More CAPTCHA-related fun (bug 4513)
Aug. 17th, 2012 09:20 am![[personal profile]](https://www.dreamwidth.org/img/silk/identity/user.png)
As some know, I've been working on the remaining bit of bug 4513 - that text CAPTCHAs always fail when non-logged-in OpenID users try to comment on a post. It's taken me somewhat further down the rabbit-hole than I expected ;-) I wanted to discuss two possible routes to fixing it - not sure whether such discussion is better here or on bugzilla?
So, background follows (and thanks to people on IRC last night, especially Dre, for helping me figure much of this out).
Initially I thought to fix this by getting the textcaptcha handler to look at the form it is given rather than doing its own thing. When I did this, the OpenID special case started working but everything else broke, some of the time ;-) After a lot of "WTF" I realised why Fu had originally written the textcaptcha handler the way she had:
Textcaptchas can have more than one correct answer (e.g. "7" and "seven"). When a form containing a captcha with two correct answers is received by a BML page and translated into the %POST variable, the hashes of the two correct answers are concatenated together, separated by a null character[1]. Apparently when the form is received by a TT page, something different will happen. Grabbing the form directly from the http request means that things will be in a consistent format regardless of BML/TT/whatever, so doing it that way avoided complexity.
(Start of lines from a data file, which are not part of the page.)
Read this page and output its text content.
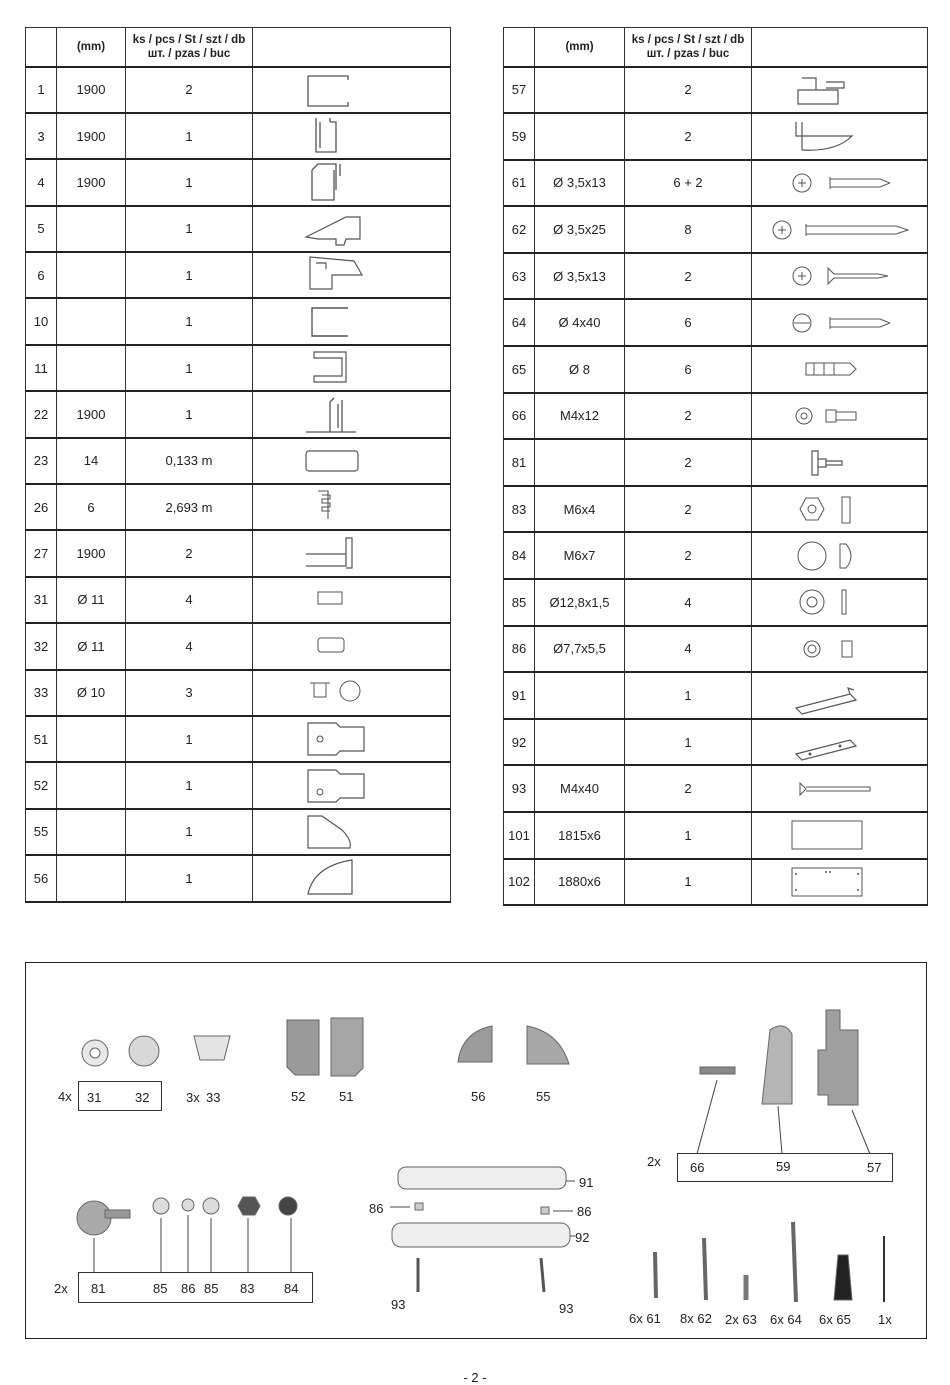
	(mm)	ks / pcs / St / szt / db
шт. / pzas / buc	

1	1900	2	

3	1900	1	

4	1900	1	

5		1	

6		1	

10		1	

11		1	

22	1900	1	

23	14	0,133 m	

26	6	2,693 m	

27	1900	2	

31	Ø 11	4	

32	Ø 11	4	

33	Ø 10	3	

51		1	

52		1	

55		1	

56		1	
	(mm)	ks / pcs / St / szt / db
шт. / pzas / buc	

57		2	

59		2	

61	Ø 3,5x13	6 + 2	

62	Ø 3,5x25	8	

63	Ø 3,5x13	2	

64	Ø 4x40	6	

65	Ø 8	6	

66	M4x12	2	

81		2	

83	M6x4	2	

84	M6x7	2	

85	Ø12,8x1,5	4	

86	Ø7,7x5,5	4	

91		1	

92		1	

93	M4x40	2	

101	1815x6	1	

102	1880x6	1	
4x 31	32	3x 33	52	51	56	55
2x 66	59	57
2x 81	85 86 85 83 84
91
86	86
92
93	93
6x 61 8x 62 2x 63 6x 64 6x 65 1x
- 2 -
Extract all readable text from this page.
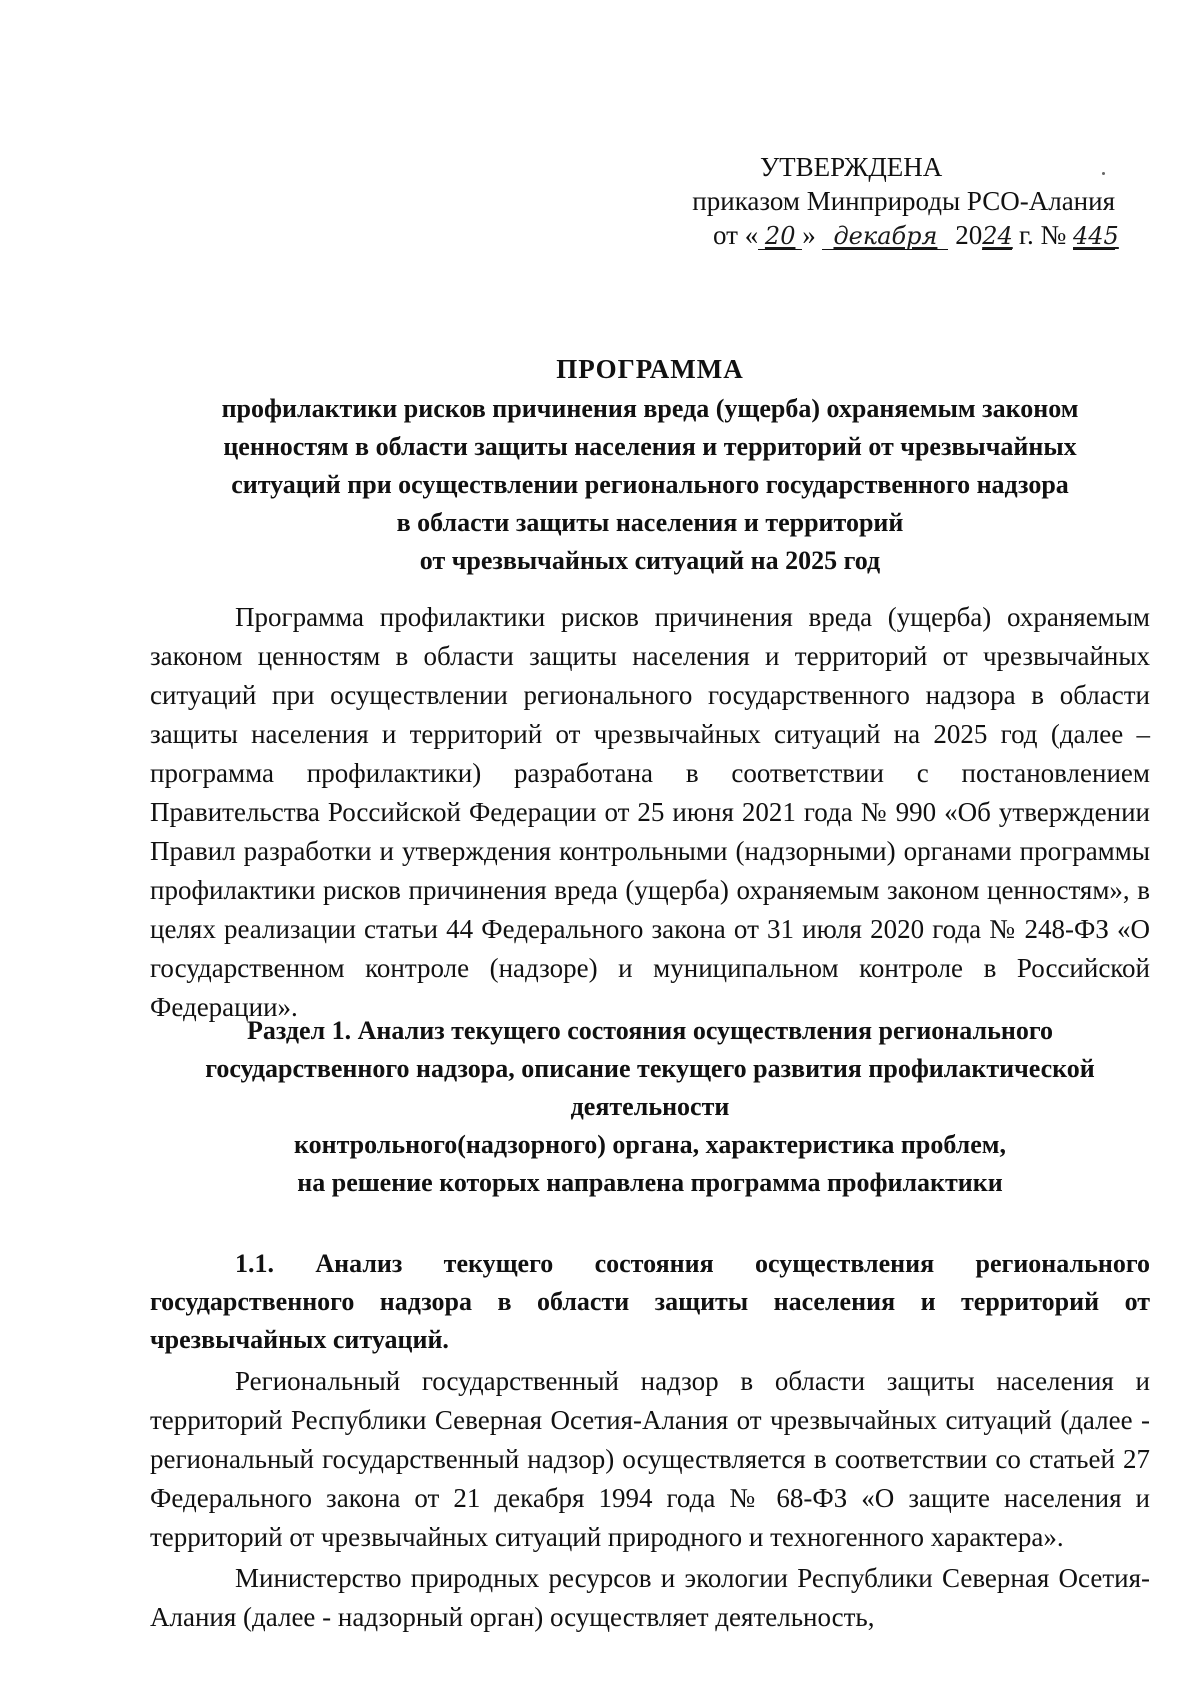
УТВЕРЖДЕНА
приказом Минприроды РСО-Алания
от « 20 » декабря 2024 г. № 445
ПРОГРАММА
профилактики рисков причинения вреда (ущерба) охраняемым законом
ценностям в области защиты населения и территорий от чрезвычайных
ситуаций при осуществлении регионального государственного надзора
в области защиты населения и территорий
от чрезвычайных ситуаций на 2025 год

Программа профилактики рисков причинения вреда (ущерба) охраняемым законом ценностям в области защиты населения и территорий от чрезвычайных ситуаций при осуществлении регионального государственного надзора в области защиты населения и территорий от чрезвычайных ситуаций на 2025 год (далее – программа профилактики) разработана в соответствии с постановлением Правительства Российской Федерации от 25 июня 2021 года № 990 «Об утверждении Правил разработки и утверждения контрольными (надзорными) органами программы профилактики рисков причинения вреда (ущерба) охраняемым законом ценностям», в целях реализации статьи 44 Федерального закона от 31 июля 2020 года № 248-ФЗ «О государственном контроле (надзоре) и муниципальном контроле в Российской Федерации».

Раздел 1. Анализ текущего состояния осуществления регионального
государственного надзора, описание текущего развития профилактической
деятельности
контрольного(надзорного) органа, характеристика проблем,
на решение которых направлена программа профилактики
1.1. Анализ текущего состояния осуществления регионального государственного надзора в области защиты населения и территорий от чрезвычайных ситуаций.

Региональный государственный надзор в области защиты населения и территорий Республики Северная Осетия-Алания от чрезвычайных ситуаций (далее - региональный государственный надзор) осуществляется в соответствии со статьей 27 Федерального закона от 21 декабря 1994 года № 68-ФЗ «О защите населения и территорий от чрезвычайных ситуаций природного и техногенного характера».

Министерство природных ресурсов и экологии Республики Северная Осетия-Алания (далее - надзорный орган) осуществляет деятельность,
Except that it doesn't work with OpenID ;-)
So, as I see it there are two possible ways to fix:
Option 1 intuitively seems more elegant to me, simply because once we no longer support BML we can remove the relevant code from one place (the textcaptcha handler) and be left with consistent handling of all captchas site-wide.
Option 2 was generally favoured on IRC last night, and as I said there I'm quite happy to accept this advice from those with vastly more expertise and knowledge, so long as I understand the reason :-) However, note that with this approach comment forms will always remain a special case - even after BML is done away with - because of the need to allow for OpenID redirects.
Either way, I need advice:
If implementing Option 1, how does TT behave when it encounters a form with two fields of the same name? I would need to figure out how to tell the difference in what the textcaptcha handler receives so as to treat it accordingly. Are there any TT-based forms that use captchas as yet, to allow for testing?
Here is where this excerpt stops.